The Committee’s chair, Margaret Hodge MP, told HMRC’s chief executive Lin Homer (pictured) and director of counter-avoidance David Richardson that the report showed that the link between gift aid and higher donations was “at best unproven; at worst giving to charity has actually fallen”.
This kicked off the bickering between Homer and Robert Prideaux, director at the National Audit Office, over whether the charity sector agrees that donations have risen over the 13 years since gift aid was introduced.
Homer said that in 1999, the year before gift aid replaced the deed of covenant as an individual’s instrument for claiming tax relief on donations, a total of £590m was given to charity by individuals. By last year, this had climbed to £1.04bn, a rise of around 75 per cent, she said.
“We and the sector are very clear that donations have gone up, that gift aid has had a very positive effect on individual donations,” she said.
But Prideaux disagreed.
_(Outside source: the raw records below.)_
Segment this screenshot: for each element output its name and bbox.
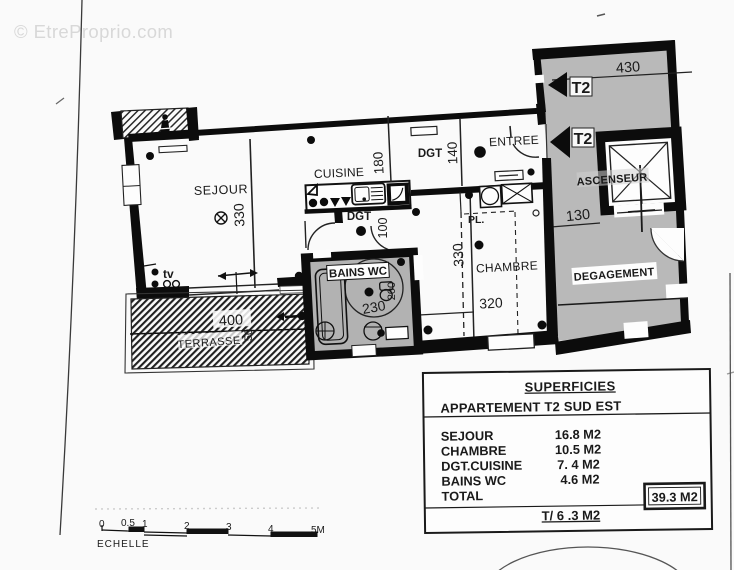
svg-text:T2: T2 xyxy=(574,131,593,148)
svg-text:SEJOUR: SEJOUR xyxy=(441,428,494,444)
svg-text:320: 320 xyxy=(479,294,503,311)
svg-text:TOTAL: TOTAL xyxy=(442,488,484,504)
svg-text:SEJOUR: SEJOUR xyxy=(194,182,249,198)
svg-text:APPARTEMENT T2 SUD EST: APPARTEMENT T2 SUD EST xyxy=(440,398,621,416)
svg-text:PL.: PL. xyxy=(468,214,484,226)
svg-text:4.6 M2: 4.6 M2 xyxy=(560,472,599,488)
svg-text:DGT: DGT xyxy=(418,148,442,160)
svg-text:7. 4 M2: 7. 4 M2 xyxy=(557,457,600,473)
svg-text:430: 430 xyxy=(615,59,640,77)
svg-text:130: 130 xyxy=(565,207,591,225)
svg-text:200: 200 xyxy=(386,282,398,300)
svg-text:330: 330 xyxy=(230,203,247,227)
svg-text:DGT.CUISINE: DGT.CUISINE xyxy=(441,458,523,474)
svg-text:16.8 M2: 16.8 M2 xyxy=(555,427,601,443)
svg-text:SUPERFICIES: SUPERFICIES xyxy=(524,378,615,394)
svg-text:BAINS WC: BAINS WC xyxy=(441,473,506,489)
svg-text:50: 50 xyxy=(243,329,255,341)
svg-text:tv: tv xyxy=(163,267,174,281)
svg-text:T2: T2 xyxy=(572,80,591,97)
svg-text:10.5 M2: 10.5 M2 xyxy=(555,442,601,458)
svg-text:140: 140 xyxy=(445,141,461,164)
svg-text:330: 330 xyxy=(449,243,466,267)
svg-text:© EtreProprio.com: © EtreProprio.com xyxy=(14,21,173,42)
svg-text:ECHELLE: ECHELLE xyxy=(97,539,150,550)
svg-text:CHAMBRE: CHAMBRE xyxy=(441,443,507,459)
svg-text:400: 400 xyxy=(219,312,244,329)
svg-text:CUISINE: CUISINE xyxy=(314,165,365,181)
svg-text:T/ 6 .3 M2: T/ 6 .3 M2 xyxy=(542,508,601,524)
svg-text:180: 180 xyxy=(370,151,386,174)
svg-text:39.3 M2: 39.3 M2 xyxy=(651,489,697,505)
svg-text:100: 100 xyxy=(376,218,390,239)
svg-text:DGT: DGT xyxy=(347,211,371,223)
He said the NAO consulted the sector for its report and found “no clear evidence that donations in the round are increasing”.
“They are in absolute terms, but this might be down to demographics and population changes,” he said. “We have not said in the report that donations aren’t increasing, but there is no clear evidence that they are increasing, and the charitable sector will back this up.”
Margaret Hodge was also unconvinced, telling Homer: “You have yet to prove that this radical change in 2000 was value for money for the £1bn that has gone to corporations and high net worth individuals as a bribe to encourage them to do more.”
David Richardson, head of counter-avoidance at HMRC, admitted that HMRC did not have detailed information on the tax reliefs claimed by companies, but added there was no evidence to suggest a serious problem with corporations taking advantage of gift aid on corporate donations, as about half the gift aid claimed by companies was claimed by the trading subsidiaries of charities.
Homer said HMRC accepted that more needed to be done to collect and analyse relevant data to prove the value-for-money proposition, but did not accept the premise that gift aid has not served to boost giving.
Homer said: “I think this tax relief has proven to be value for money for the charities. It’s a good technique that works well.”
Hodge asked the HMRC executives to name the ten charities that benefit most from gift aid, but Richardson said he didn’t have that information to hand and wouldn’t name names anyway.
Hodge suggested that HMRC should know who these are so that when they see a large claim from an unknown charity, such as the Cup Trust, they would immediately be suspicious.
Homer said HMRC had received gift aid claims from eight marketed tax-avoidance schemes that it did not believe were valid, involving 1,800 individual claimants and £240m. It had not paid out on any of them, and did not expect to do so, she said.
She admitted that in the past the Revenue had been “slightly on the shy side of talking about cases that concern us” and that it had new communications plans in place to publicise criminal activity and hopefully deter others.
Richardson added that a consultation was under way on new powers to issue fines to people that submitted claims that did not succeed.